This notebook builds set of tokens from a text string as in figure 12.8 of the book.

Work through the cells below, running each cell in turn. In various places you will see the words "TO DO". Follow the instructions at these places and make predictions about what is going to happen or write code to complete the functions.

I adapted this code from *SOMEWHERE*.  If anyone recognizes it, can you let me know and I will give the proper attribution or rewrite if the license is not permissive.

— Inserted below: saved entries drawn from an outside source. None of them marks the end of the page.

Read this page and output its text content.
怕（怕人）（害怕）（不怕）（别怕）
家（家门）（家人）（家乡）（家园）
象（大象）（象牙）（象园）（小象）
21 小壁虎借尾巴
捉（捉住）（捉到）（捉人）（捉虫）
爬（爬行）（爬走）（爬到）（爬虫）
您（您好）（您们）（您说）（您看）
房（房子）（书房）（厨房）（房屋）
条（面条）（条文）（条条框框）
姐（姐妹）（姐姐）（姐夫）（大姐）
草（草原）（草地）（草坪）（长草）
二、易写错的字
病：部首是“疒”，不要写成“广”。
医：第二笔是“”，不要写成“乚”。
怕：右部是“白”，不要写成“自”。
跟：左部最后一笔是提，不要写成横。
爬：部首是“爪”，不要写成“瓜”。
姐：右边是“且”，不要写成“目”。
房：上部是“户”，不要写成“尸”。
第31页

Contact me at udlbookmail@gmail.com if you find any mistakes or have any suggestions.



In [1]:
import re, collections
from IPython.core.interactiveshell import InteractiveShell
InteractiveShell.ast_node_interactivity = "all"

In [2]:
text = "a sailor went to sea sea sea "+\
                  "to see what he could see see see "+\
                  "but all that he could see see see "+\
                  "was the bottom of the deep blue sea sea sea"

Tokenize the input sentence To begin with the tokens are the individual letters and the </w> whitespace token. So, we represent each word in terms of these tokens with spaces between the tokens to delineate them.

The tokenized text is stored in a structure that represents each word as tokens together with the count of how often that word occurs.  We'll call this the *vocabulary*.

In [3]:
def initialize_vocabulary(text):
  vocab = collections.defaultdict(int)
  words = text.strip().split()
  for word in words:
      # note that ' '.join() means pad with white space between the characters, list here is the same as splitting up the words into characters try for instance list("hello") to see what I mean
      vocab[' '.join(list(word)) + ' </w>'] += 1
  return vocab

In [4]:
vocab = initialize_vocabulary(text)
print('Vocabulary: {}'.format(vocab))
print('Size of vocabulary: {}'.format(len(vocab)))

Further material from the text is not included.